Amnesty slams India over 'ruthless' arrest of pregnant activist

Safoora Zargar, 27, was arrested after communal violence erupted against controversial Citizenship Amendment Act

Social Desk May 02, 2020
A file photo of Safoora Zargar, 27, who was arrested after communal violence erupted against controversial Citizenship Amendment Act. PHOTO: TWITTER/(@Safoora Zargar)

Amnesty International has heavily crticised New Delhi over the "ruthless" arrest of a three-month pregnant activist in the country's capital after communal violence that erupted against the controversial Citizenship Amendment Act (CAA).

Safoora Zargar, 27, a research scholar from Jamia Millia Islamia (JMI) University, was taken into custody April 10 by Delhi police for her alleged involvement in the February Delhi riots.

"India is intimidating, harassing and arresting numerous journalists, activists and students through the use of repressive laws," the human rights watchdog's statement reads.


After inmates from prisons in Indore and Ahmedabad tested positive for Covid-19, Amnesty International also voiced concern over those arrested being sent to overcrowded jails despite the outbreak of the deadly virus.

Justice denied

"Immediately after getting bail, the Delhi police arrested her again under the Unlawful Activities Prevention Act and sent to Tihar jail in New Delhi, one of the most overcrowded prisons in the country. At the time of her arrest, Safoora was three months pregnant. She has been repeatedly denied access to her lawyer and her husband due to the nation-wide lockdown imposed to fight the Covid-19 pandemic," the statement goes on to read.


Safoora, in the past, organised peaceful protests against the passing of the "bigoted and discriminatory" CAA in December 2019.

"Since then, there has been a pattern by the Government of India to continuously use excessive force to crackdown on those who are peacefully protesting against the law," says Amnesty.

Zargar is accused of being a key "conspirator" in the February violence after supporters of the Hindu nationalist government attacked peaceful sit-ins.

At least 53 people were killed, mostly Muslims, in the worst violence in the capital since the 1984 anti-Sikh riots.

"She was the strongest women voice in the JCC but, she wasn't there to just be in the spotlight unlike some others", said Kausar Jan, an art student, who along with others had painted protest art on the walls of the university.

One of Zargar's teachers described her as "outspoken and hard working". "I really hope that the judiciary will consider her academic record and her medical condition and release her soon," she said, requesting to remain anonymous.

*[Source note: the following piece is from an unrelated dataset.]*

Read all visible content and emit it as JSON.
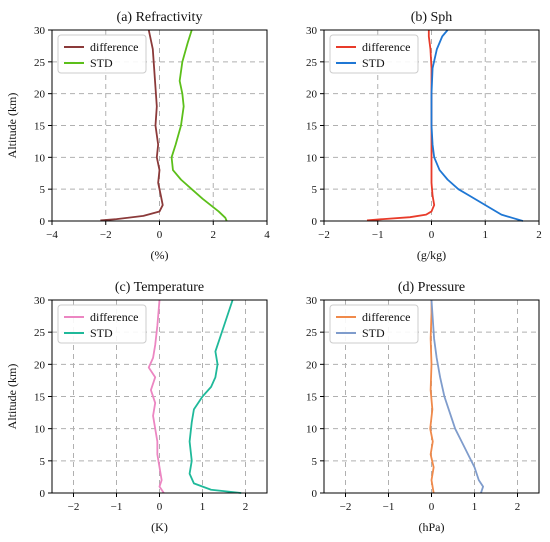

A member of the JCC, who also wished to remain anonymous, said the arrests amid the coronavirus pandemic were to ensure that the anti-CAA movement died a slow death, even after the lockdown is lifted.

On February 10, Zargar had fainted after being caught in a scuffle between the police and students, and had to be hospitalised briefly.

"Since then, with her advancing pregnancy a concern, she had gradually restricted her physical movement. And after the outbreak of Covid-19 she had virtually stopped stepping out of the house except for essential work. She was mostly working from home," her husband, who requested his name not be used told.